Commercial Mortgage Quick Reference Guide
A non-recourse commercial loan is the opposite of a recourse loan on commercial property. Recourse loans require the personal guarantee of the borrower(s) so that in the event of loan default, whatever money the bank doesn't recoup from the property, the borrower and their personal assets are on the line for the balance of the funds to make the bank whole. CMBS loans, for example, are generally non-recourse financial instruments.
In the case of non-recourse commercial loans, the bank’s only way to recoup lost investment and yield in the event of a default is through the property itself and the income the property generates. This is obviously an advantage for borrowers, because who wouldn’t want less risk and exposure? Conversely, non-recourse loans carry higher risks for lenders and investors.
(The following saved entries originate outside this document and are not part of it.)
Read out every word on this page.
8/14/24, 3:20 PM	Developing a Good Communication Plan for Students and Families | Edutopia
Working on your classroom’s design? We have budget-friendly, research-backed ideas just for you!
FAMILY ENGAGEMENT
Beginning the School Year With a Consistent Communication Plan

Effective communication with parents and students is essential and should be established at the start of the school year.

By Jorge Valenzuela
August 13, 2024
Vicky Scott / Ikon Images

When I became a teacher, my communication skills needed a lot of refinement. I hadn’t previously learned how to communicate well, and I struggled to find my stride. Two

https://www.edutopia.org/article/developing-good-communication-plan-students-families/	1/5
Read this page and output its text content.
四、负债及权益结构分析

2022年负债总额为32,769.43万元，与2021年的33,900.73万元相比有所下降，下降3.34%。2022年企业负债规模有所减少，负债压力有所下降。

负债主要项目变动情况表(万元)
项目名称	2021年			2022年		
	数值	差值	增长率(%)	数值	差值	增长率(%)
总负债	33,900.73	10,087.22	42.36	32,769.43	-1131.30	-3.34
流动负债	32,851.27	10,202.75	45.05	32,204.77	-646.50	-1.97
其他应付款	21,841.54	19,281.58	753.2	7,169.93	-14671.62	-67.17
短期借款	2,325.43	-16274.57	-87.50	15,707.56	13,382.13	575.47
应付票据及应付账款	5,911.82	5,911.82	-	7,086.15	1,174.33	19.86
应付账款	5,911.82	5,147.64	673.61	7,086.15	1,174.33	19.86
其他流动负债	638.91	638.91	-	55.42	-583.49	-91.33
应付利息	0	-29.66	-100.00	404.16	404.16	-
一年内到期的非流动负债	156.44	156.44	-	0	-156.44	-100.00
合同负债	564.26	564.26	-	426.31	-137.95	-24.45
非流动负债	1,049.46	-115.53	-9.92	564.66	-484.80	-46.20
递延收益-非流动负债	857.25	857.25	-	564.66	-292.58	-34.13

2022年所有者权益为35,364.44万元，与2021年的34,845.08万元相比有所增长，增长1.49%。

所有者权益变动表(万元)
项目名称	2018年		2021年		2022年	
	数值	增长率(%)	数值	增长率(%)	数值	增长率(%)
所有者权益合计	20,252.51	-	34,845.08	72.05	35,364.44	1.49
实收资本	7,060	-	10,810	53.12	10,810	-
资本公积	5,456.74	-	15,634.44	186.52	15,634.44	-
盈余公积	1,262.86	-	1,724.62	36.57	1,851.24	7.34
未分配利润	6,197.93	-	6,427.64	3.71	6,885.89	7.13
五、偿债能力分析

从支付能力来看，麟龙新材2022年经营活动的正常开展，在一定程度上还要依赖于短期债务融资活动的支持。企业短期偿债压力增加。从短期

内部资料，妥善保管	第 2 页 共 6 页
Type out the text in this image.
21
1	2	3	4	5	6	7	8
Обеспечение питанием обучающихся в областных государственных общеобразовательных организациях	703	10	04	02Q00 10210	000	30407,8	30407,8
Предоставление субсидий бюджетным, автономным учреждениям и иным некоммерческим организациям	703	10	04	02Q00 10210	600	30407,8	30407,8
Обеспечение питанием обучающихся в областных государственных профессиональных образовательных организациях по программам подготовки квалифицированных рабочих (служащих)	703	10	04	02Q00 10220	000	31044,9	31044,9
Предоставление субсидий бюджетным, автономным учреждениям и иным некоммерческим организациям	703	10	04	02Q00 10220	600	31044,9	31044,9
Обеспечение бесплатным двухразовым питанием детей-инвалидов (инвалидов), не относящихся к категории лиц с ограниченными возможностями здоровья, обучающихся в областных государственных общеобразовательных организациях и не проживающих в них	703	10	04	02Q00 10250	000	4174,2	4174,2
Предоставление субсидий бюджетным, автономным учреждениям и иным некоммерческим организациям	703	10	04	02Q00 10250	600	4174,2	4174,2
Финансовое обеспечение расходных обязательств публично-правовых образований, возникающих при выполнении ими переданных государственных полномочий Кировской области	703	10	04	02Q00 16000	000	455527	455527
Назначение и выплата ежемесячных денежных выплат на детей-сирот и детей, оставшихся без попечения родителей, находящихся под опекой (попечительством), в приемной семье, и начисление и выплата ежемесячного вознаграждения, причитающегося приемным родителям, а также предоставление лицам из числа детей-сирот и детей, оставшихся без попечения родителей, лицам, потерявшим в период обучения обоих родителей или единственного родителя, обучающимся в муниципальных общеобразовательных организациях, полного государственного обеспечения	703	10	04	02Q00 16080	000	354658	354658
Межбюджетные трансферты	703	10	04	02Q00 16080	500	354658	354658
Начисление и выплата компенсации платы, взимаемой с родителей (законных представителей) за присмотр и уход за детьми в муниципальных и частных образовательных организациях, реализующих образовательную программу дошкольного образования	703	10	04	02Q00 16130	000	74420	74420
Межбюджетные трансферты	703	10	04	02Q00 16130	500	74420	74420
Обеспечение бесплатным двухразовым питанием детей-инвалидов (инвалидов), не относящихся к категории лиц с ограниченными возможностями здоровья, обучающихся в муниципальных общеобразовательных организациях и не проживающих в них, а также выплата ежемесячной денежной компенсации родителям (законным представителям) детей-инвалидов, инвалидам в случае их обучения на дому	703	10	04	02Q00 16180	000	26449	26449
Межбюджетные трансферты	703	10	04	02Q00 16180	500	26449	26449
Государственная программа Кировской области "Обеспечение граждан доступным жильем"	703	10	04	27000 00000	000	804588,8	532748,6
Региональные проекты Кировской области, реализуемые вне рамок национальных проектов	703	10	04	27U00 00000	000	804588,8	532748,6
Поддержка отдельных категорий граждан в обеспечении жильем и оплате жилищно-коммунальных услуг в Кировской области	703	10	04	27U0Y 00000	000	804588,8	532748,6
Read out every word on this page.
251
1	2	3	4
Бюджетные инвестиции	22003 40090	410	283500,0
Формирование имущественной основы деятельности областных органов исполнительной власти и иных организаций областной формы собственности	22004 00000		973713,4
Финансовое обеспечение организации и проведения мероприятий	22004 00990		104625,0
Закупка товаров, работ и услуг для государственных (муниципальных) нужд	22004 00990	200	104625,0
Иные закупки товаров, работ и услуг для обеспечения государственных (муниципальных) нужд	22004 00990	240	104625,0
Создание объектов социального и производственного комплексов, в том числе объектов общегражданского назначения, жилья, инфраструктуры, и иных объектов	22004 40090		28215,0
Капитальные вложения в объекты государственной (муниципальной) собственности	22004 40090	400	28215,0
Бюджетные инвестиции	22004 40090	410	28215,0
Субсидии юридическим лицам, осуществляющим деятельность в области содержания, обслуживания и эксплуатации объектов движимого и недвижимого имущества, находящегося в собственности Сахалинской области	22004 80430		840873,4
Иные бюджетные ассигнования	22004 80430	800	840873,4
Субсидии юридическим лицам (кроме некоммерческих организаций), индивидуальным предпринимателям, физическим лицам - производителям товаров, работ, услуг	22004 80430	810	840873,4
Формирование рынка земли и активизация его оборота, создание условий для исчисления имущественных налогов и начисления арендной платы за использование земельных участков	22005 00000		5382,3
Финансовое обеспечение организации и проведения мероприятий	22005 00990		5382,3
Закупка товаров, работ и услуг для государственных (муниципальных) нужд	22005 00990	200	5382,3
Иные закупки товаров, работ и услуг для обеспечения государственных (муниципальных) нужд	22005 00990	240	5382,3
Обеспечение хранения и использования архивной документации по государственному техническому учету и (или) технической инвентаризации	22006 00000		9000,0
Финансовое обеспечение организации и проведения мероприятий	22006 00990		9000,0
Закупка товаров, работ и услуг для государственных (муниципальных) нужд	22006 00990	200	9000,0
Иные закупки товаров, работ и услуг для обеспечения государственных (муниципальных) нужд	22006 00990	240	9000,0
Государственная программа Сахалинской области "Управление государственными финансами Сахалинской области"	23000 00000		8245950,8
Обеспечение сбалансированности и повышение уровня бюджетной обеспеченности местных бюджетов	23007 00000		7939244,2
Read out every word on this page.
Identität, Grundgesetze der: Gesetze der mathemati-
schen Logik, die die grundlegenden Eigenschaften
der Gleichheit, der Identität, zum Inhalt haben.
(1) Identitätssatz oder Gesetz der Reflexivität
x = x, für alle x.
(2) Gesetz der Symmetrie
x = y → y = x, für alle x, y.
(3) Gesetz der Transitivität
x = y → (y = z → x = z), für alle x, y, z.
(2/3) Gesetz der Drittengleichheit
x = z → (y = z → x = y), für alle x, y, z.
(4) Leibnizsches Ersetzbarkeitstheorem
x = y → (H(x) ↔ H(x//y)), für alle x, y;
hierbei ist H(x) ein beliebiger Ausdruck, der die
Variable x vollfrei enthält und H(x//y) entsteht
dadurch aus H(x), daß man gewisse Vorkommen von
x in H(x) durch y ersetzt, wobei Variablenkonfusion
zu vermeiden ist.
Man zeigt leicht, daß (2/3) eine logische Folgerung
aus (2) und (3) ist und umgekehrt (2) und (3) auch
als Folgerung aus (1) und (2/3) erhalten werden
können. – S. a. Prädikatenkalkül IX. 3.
Because of this, the commercial lender often requires certain property types, and classes, in primary markets. Property income (both past and present) are also determining factors, as well as lower leverage.
Non-recourse commercial mortgage loans are also generally only available to borrowers that are very strong financially, because in those cases, a default is of course less likely because the borrower has the financial means to make sure that the property’s income is used for the property. Commercial mortgage lenders will also require a very experienced borrower for making a non-recourse loan.
To sum things up, non-recourse loans are harder to get, but are very much the norm in the market of commercial loans over $5–$10 million. There is one caveat: most non-recourse loans come with bad boy carve-outs, which give the lender full recourse if a borrower is negligent or does anything fraudulent. These carve-outs can quickly convert a non-recourse mortgage loan into a full-recourse loan.